Wang Junlin, Wang Wenbo, Shang Yi
IEEE/ACM Trans Comput Biol Bioinform. 2023 Sep-Oct;20(5):3306-3313. doi: 10.1109/TCBB.2023.3264899. Epub 2023 Oct 9.
The functions of proteins are largely determined by their three-dimensional (3D) structures. Loop modeling tries to predict the conformation of a relatively short stretch of protein backbone and sidechain. It is a difficult problem due to conformational variability. Recently, AlphaFold2 has achieved outstanding results in 3-D protein structure prediction and is expected to perform well on loop modeling. In this paper, we investigate the performances of AlphaFold2 variants on popular loop modeling benchmark datasets and propose an efficient protocol of using AlphaFold2 for loop modeling, called IAFLoop.
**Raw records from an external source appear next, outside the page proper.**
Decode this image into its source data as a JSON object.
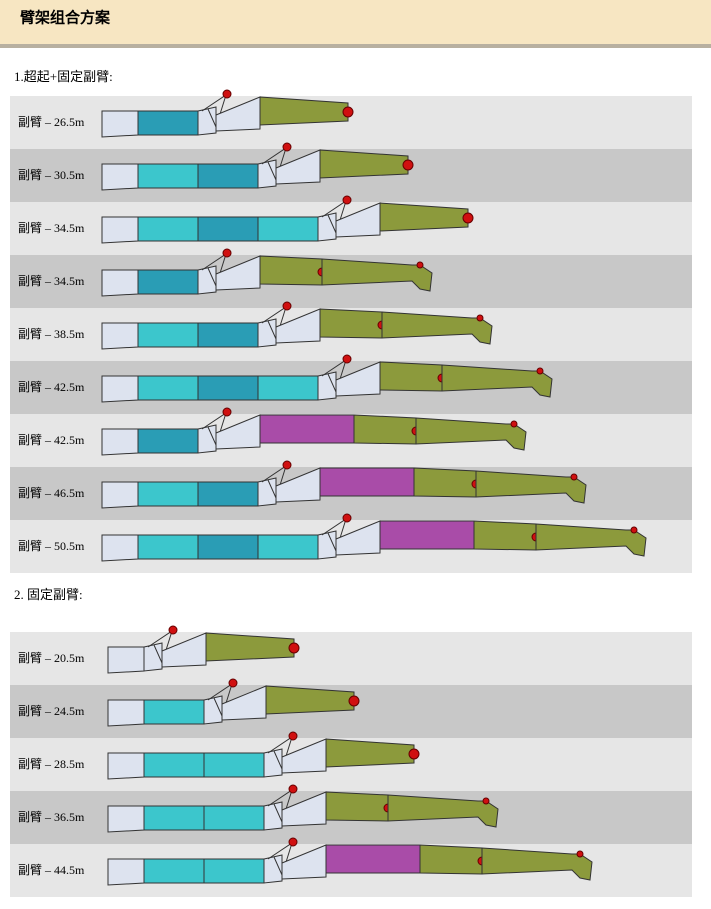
{
  "header": {
    "title": "臂架组合方案"
  },
  "sections": [
    {
      "title": "1.超起+固定副臂:",
      "rows": [
        "副臂 – 26.5m",
        "副臂 – 30.5m",
        "副臂 – 34.5m",
        "副臂 – 34.5m",
        "副臂 – 38.5m",
        "副臂 – 42.5m",
        "副臂 – 42.5m",
        "副臂 – 46.5m",
        "副臂 – 50.5m"
      ]
    },
    {
      "title": "2. 固定副臂:",
      "rows": [
        "副臂 – 20.5m",
        "副臂 – 24.5m",
        "副臂 – 28.5m",
        "副臂 – 36.5m",
        "副臂 – 44.5m"
      ]
    }
  ]
}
To predict the structure of a loop region, IAFLoop gives a moderately extended segment of the target loop region as input to AlphaFold2, runs a fast version of AlphaFold2 using a reduced database without ensembling, and uses RMSD based consensus scores to select the final output models. Our experimental results on benchmark datasets show that IAFLoop generated highly accurate loop models. It achieves comparable performance to the original application of AlphaFold2 in terms of RMSD error, and achieving much better results on some targets, while only using half of the time. Compared to the best previous methods, IAFLoop reduces the RMSD error by almost half on the 8-residual loop dataset, and more than 70% on the 12-residual loop dataset.
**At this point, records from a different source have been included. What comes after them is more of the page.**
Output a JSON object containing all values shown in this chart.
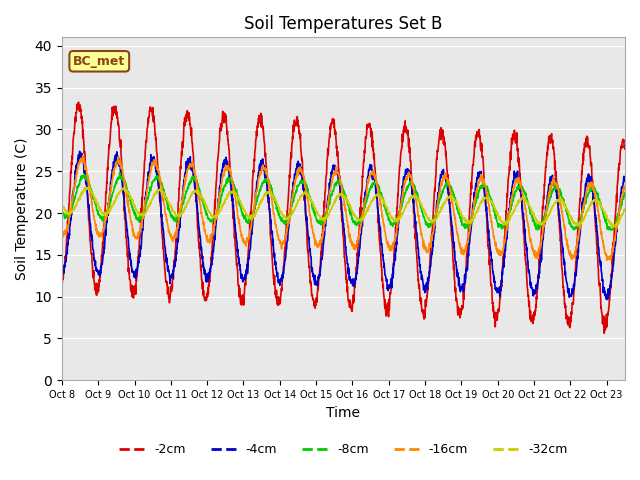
{
  "title": "Soil Temperatures Set B",
  "xlabel": "Time",
  "ylabel": "Soil Temperature (C)",
  "ylim": [
    0,
    41
  ],
  "legend_label": "BC_met",
  "colors": {
    "-2cm": "#dd0000",
    "-4cm": "#0000cc",
    "-8cm": "#00cc00",
    "-16cm": "#ff8800",
    "-32cm": "#cccc00"
  },
  "bg_color": "#e8e8e8",
  "xtick_labels": [
    "Oct 8",
    "Oct 9",
    "Oct 10",
    "Oct 11",
    "Oct 12",
    "Oct 13",
    "Oct 14",
    "Oct 15",
    "Oct 16",
    "Oct 17",
    "Oct 18",
    "Oct 19",
    "Oct 20",
    "Oct 21",
    "Oct 22",
    "Oct 23"
  ],
  "ytick_values": [
    0,
    5,
    10,
    15,
    20,
    25,
    30,
    35,
    40
  ]
}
蛋白质的功能很大程度上由其三维(3D)结构决定。环建模试图预测蛋白质主链和侧链相对较短片段的构象。由于构象的可变性,这是一个难题。最近,AlphaFold2在三维蛋白质结构预测方面取得了出色成果,预计在环建模方面也会表现良好。在本文中,我们研究了AlphaFold2变体在流行的环建模基准数据集上的性能,并提出了一种使用AlphaFold2进行环建模的有效方案,称为IAFLoop。为了预测环区域的结构,IAFLoop将目标环区域的适度延伸片段作为输入提供给AlphaFold2,使用精简数据库运行AlphaFold2的快速版本且不进行集成,并使用基于均方根偏差(RMSD)的一致性分数来选择最终输出模型。我们在基准数据集上的实验结果表明,IAFLoop生成了高度准确的环模型。在RMSD误差方面,它实现了与AlphaFold2原始应用相当的性能,并且在某些目标上取得了更好的结果,同时仅使用了一半的时间。与之前最好的方法相比,IAFLoop在8残基环数据集上使RMSD误差降低了近一半,在12残基环数据集上降低了70%以上。